Blaise Compaoré a pris le pouvoir par la force en 1987 au Burkina Faso... Régulièrement « réélu » Président de la République, pour un
premier septennat en 1991, un second en 1998, puis un quinquennat en 2005.. après modification de la Constitution en 1991, puis en 1997, puis en 2000 et 2002, Blaise Compaoré contrôle d'une main
de fer toute la vie politique, économique et sociale de son pays natal.

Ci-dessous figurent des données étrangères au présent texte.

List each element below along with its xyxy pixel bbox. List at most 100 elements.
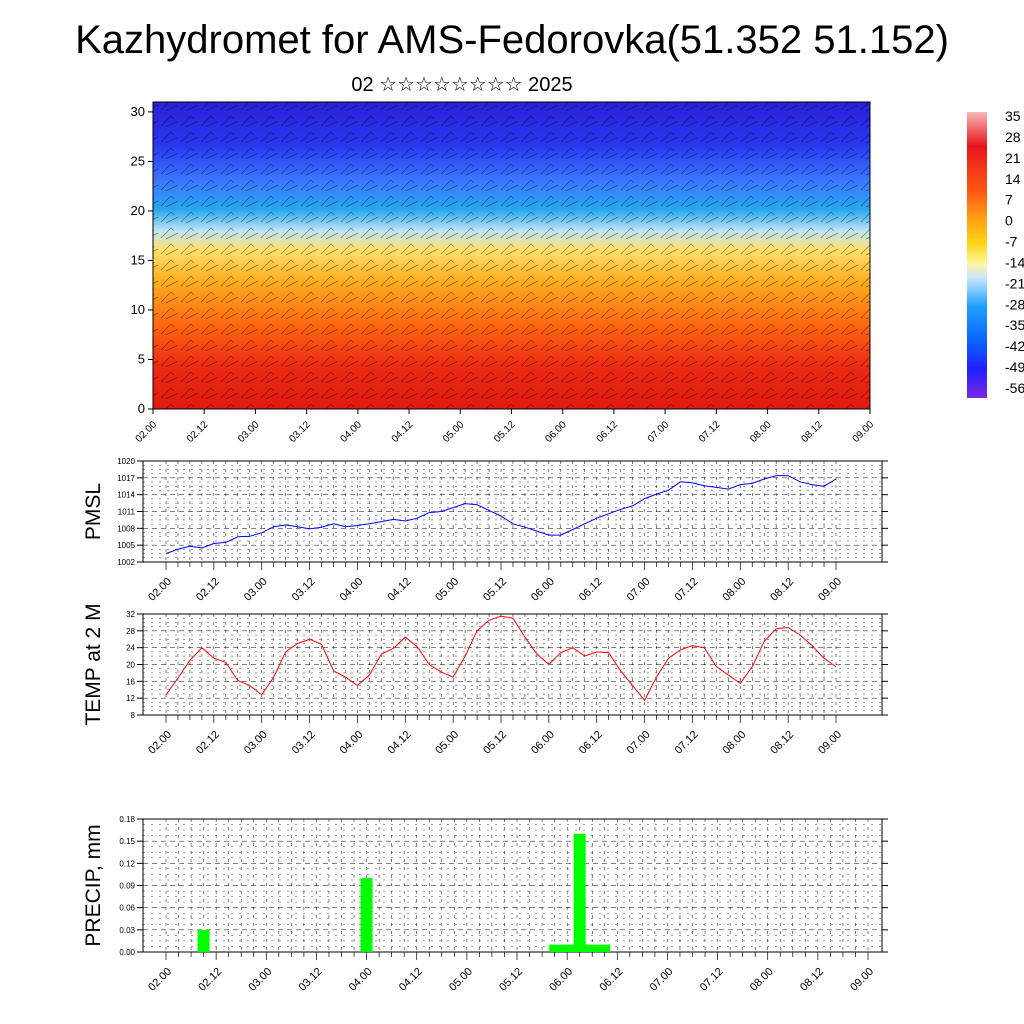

Répression féroce contre tout mouvement social, comme celle qui s'est abattue sur le mouvement étudiant de juin 2008, Blaise Compaoré n'hésite
pas à envoyer la troupe contre ceux qui s'opposent à lui : syndicats, ONG, partis politiques... Cela fait plus de 11 ans que le journaliste Norbert ZONGO a été assassiné… sans que
justice ne lui ait été rendue. De nombreuses organisations de la société civile se sont organisées pour dénoncer la corruption qui gangrène ce pays tant au plan politique qu'économique.
Blaise Compaoré et sa famille ont détourné et continuent de détourner les biens du peuple burkinabé. Des actions sont engagées contre lui en
France concernant un patrimoine immobilier et mobilier situé dans l'hexagone, qui semble acquis dans des conditions peu transparentes. Le
Burkina Faso compte un peu plus de 13 millions d'habitants et se retrouve en queue de classement de l'Indice de développement humain du PNUD.. Mais comme l'indique le CV de Blaise Compaoré sur le
site de la présidence burkinabé (et de la présidence de la république française ) .. Le président « aime les animaux sauvages ».. il suffit d'ailleurs de longer sa résidence de
Ziniaré pour apercevoir une partie de son zoo privé… entretenu aux frais de qui ?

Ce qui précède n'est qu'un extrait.